MONTGOMERY COUNTY, Va. (WDBJ) – As Tim Simpkins examined the damage to Montgomery County left by Tuesday’s storm, he is thankful things weren’t worse.
“Just the fence line – an electric fence goes under these trees and we keep the cattle out of the woods, and you can just see it has destroyed a lot of big, big old trees that’s been here for years. He basically touched here; looks like they’ve done a lot of damage to the woods. Thank goodness the lesson, no damage to the house, ”said Tim Simpkins.
The storm also destroyed part of the roof of a barn and left scattered tree branches.
“Well, I heard and it’s part of life, you know. In the season and the biblical times there will be storms, earthquakes and various places so we see it all happening all the time, ”Simpkins said.
The Simpkins property was one of several National Weather Service (NWS) surveys in Blacksburg the morning after the storm. The team followed their path – replenishing their impact.
“If there has been damage from a severe thunderstorm or tornado, it will really help build climatology and understand the climatology of weather conditions in southwest Virginia,” said Phil Hysell of the NWS from Blacksburg.
However, experts say they are not surprised that a tornado may have touched down briefly.
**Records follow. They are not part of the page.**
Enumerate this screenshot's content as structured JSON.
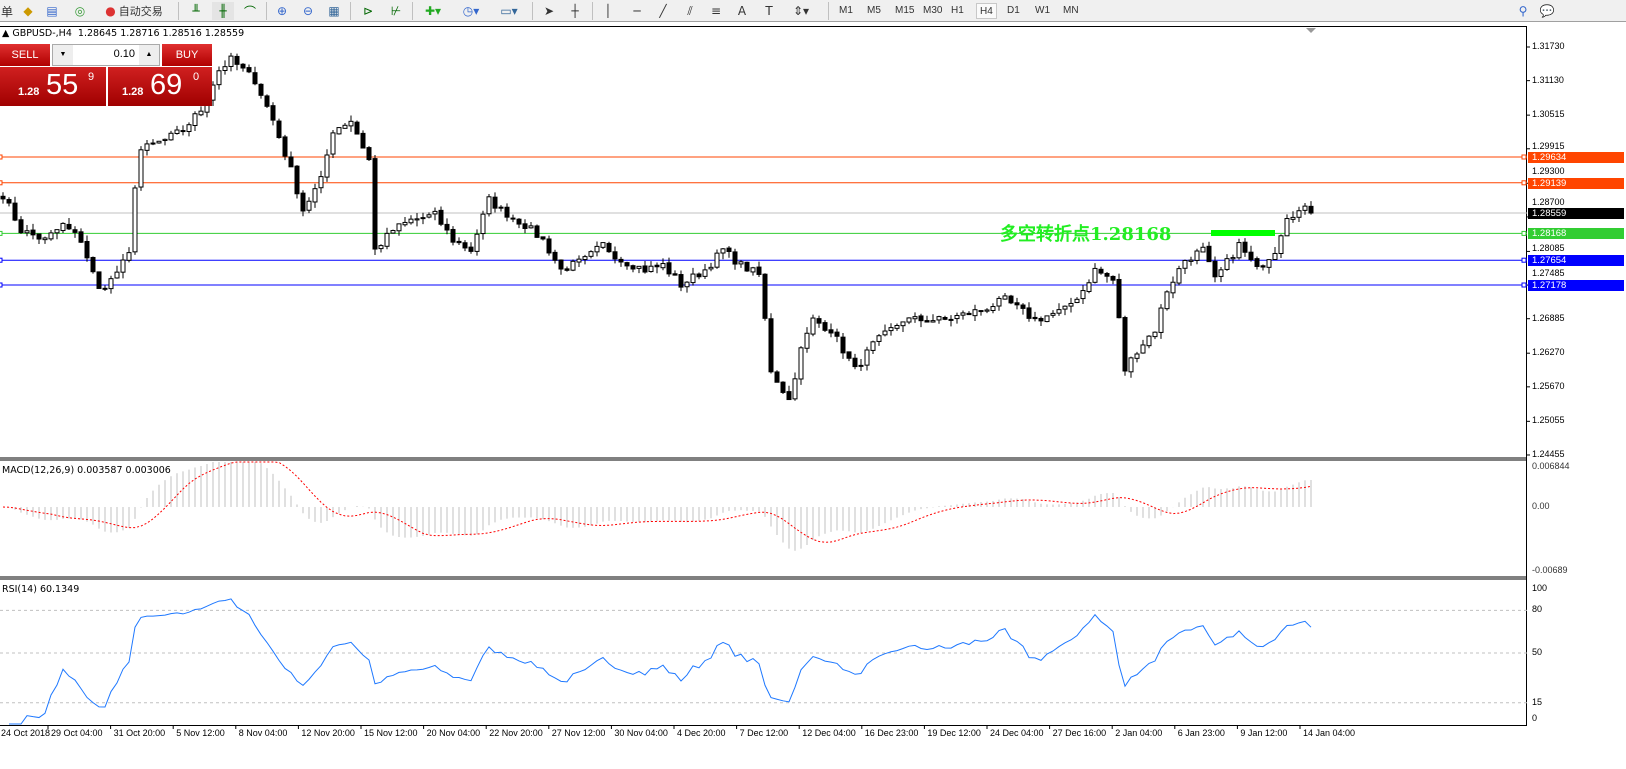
{
  "toolbar": {
    "menu_fragment": "单",
    "autotrade_label": "自动交易",
    "timeframes": [
      "M1",
      "M5",
      "M15",
      "M30",
      "H1",
      "H4",
      "D1",
      "W1",
      "MN"
    ],
    "active_timeframe": "H4"
  },
  "chart": {
    "header": "GBPUSD-,H4  1.28645 1.28716 1.28516 1.28559",
    "symbol": "GBPUSD-",
    "period": "H4",
    "ohlc": {
      "open": "1.28645",
      "high": "1.28716",
      "low": "1.28516",
      "close": "1.28559"
    }
  },
  "trade_panel": {
    "sell_label": "SELL",
    "buy_label": "BUY",
    "lot": "0.10",
    "sell_price": {
      "prefix": "1.28",
      "big": "55",
      "sup": "9"
    },
    "buy_price": {
      "prefix": "1.28",
      "big": "69",
      "sup": "0"
    }
  },
  "annotation": {
    "text": "多空转折点1.28168",
    "color": "#22ee22"
  },
  "price_axis": [
    "1.31730",
    "1.31130",
    "1.30515",
    "1.29915",
    "1.29300",
    "1.28700",
    "1.28085",
    "1.27485",
    "1.26885",
    "1.26270",
    "1.25670",
    "1.25055",
    "1.24455"
  ],
  "levels": [
    {
      "price": "1.29634",
      "color": "#ff4500"
    },
    {
      "price": "1.29139",
      "color": "#ff4500"
    },
    {
      "price": "1.28559",
      "color": "#000000",
      "line": "#c0c0c0"
    },
    {
      "price": "1.28168",
      "color": "#32cd32"
    },
    {
      "price": "1.27654",
      "color": "#0000ff"
    },
    {
      "price": "1.27178",
      "color": "#0000ff"
    }
  ],
  "macd": {
    "label": "MACD(12,26,9) 0.003587 0.003006",
    "axis": [
      "0.006844",
      "0.00",
      "-0.00689"
    ]
  },
  "rsi": {
    "label": "RSI(14) 60.1349",
    "axis": [
      "100",
      "80",
      "50",
      "15",
      "0"
    ],
    "color": "#1e78ff"
  },
  "time_axis": [
    "24 Oct 2018",
    "29 Oct 04:00",
    "31 Oct 20:00",
    "5 Nov 12:00",
    "8 Nov 04:00",
    "12 Nov 20:00",
    "15 Nov 12:00",
    "20 Nov 04:00",
    "22 Nov 20:00",
    "27 Nov 12:00",
    "30 Nov 04:00",
    "4 Dec 20:00",
    "7 Dec 12:00",
    "12 Dec 04:00",
    "16 Dec 23:00",
    "19 Dec 12:00",
    "24 Dec 04:00",
    "27 Dec 16:00",
    "2 Jan 04:00",
    "6 Jan 23:00",
    "9 Jan 12:00",
    "14 Jan 04:00"
  ],
  "chart_data": {
    "type": "candlestick",
    "note_bars": "approximate close path, [bar, close]",
    "close_anchors": [
      [
        0,
        1.2891
      ],
      [
        3,
        1.2823
      ],
      [
        7,
        1.2804
      ],
      [
        10,
        1.2833
      ],
      [
        13,
        1.2804
      ],
      [
        16,
        1.2708
      ],
      [
        18,
        1.2727
      ],
      [
        21,
        1.2775
      ],
      [
        22,
        1.291
      ],
      [
        23,
        1.2977
      ],
      [
        27,
        1.2996
      ],
      [
        30,
        1.3015
      ],
      [
        33,
        1.3054
      ],
      [
        36,
        1.313
      ],
      [
        38,
        1.315
      ],
      [
        42,
        1.3111
      ],
      [
        45,
        1.3034
      ],
      [
        48,
        1.2938
      ],
      [
        50,
        1.2862
      ],
      [
        53,
        1.2919
      ],
      [
        55,
        1.3015
      ],
      [
        58,
        1.3034
      ],
      [
        61,
        1.2958
      ],
      [
        62,
        1.2785
      ],
      [
        65,
        1.2823
      ],
      [
        68,
        1.2842
      ],
      [
        72,
        1.2852
      ],
      [
        75,
        1.2804
      ],
      [
        78,
        1.2785
      ],
      [
        81,
        1.2881
      ],
      [
        83,
        1.2862
      ],
      [
        87,
        1.2833
      ],
      [
        90,
        1.2804
      ],
      [
        93,
        1.2747
      ],
      [
        97,
        1.2766
      ],
      [
        100,
        1.2795
      ],
      [
        103,
        1.2766
      ],
      [
        107,
        1.2747
      ],
      [
        110,
        1.2756
      ],
      [
        113,
        1.2718
      ],
      [
        117,
        1.2747
      ],
      [
        120,
        1.2785
      ],
      [
        123,
        1.2756
      ],
      [
        126,
        1.2737
      ],
      [
        127,
        1.2651
      ],
      [
        128,
        1.2555
      ],
      [
        131,
        1.2497
      ],
      [
        133,
        1.2593
      ],
      [
        135,
        1.2651
      ],
      [
        138,
        1.2632
      ],
      [
        142,
        1.2555
      ],
      [
        145,
        1.2603
      ],
      [
        150,
        1.2651
      ],
      [
        157,
        1.2651
      ],
      [
        163,
        1.267
      ],
      [
        167,
        1.2689
      ],
      [
        172,
        1.2651
      ],
      [
        177,
        1.267
      ],
      [
        180,
        1.2708
      ],
      [
        182,
        1.2747
      ],
      [
        185,
        1.2727
      ],
      [
        186,
        1.2651
      ],
      [
        187,
        1.2555
      ],
      [
        189,
        1.2593
      ],
      [
        192,
        1.2632
      ],
      [
        194,
        1.2708
      ],
      [
        197,
        1.2766
      ],
      [
        200,
        1.2785
      ],
      [
        202,
        1.2727
      ],
      [
        206,
        1.2795
      ],
      [
        209,
        1.2747
      ],
      [
        212,
        1.2785
      ],
      [
        214,
        1.2852
      ],
      [
        217,
        1.2862
      ],
      [
        218,
        1.2856
      ]
    ]
  }
}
“We were aware of the weather conditions. Anytime you have the remnants of a tropical system, you have a lot of what we call windshear in the atmosphere, which just means the winds turn with height, and when you have those conditions in place. , you have several. .the gradients in place to be able to produce tornadoes, so that was something we expected. And while they’re not common in this region, remnants of tropical systems are one of the scenarios where you see the potential for tornadoes, ”Hysell said.
The storm’s track took them south along the Tyler Road area, as well as northeast to Christiansburg near Peppers Ferry Rd., And even north of Blacksburg.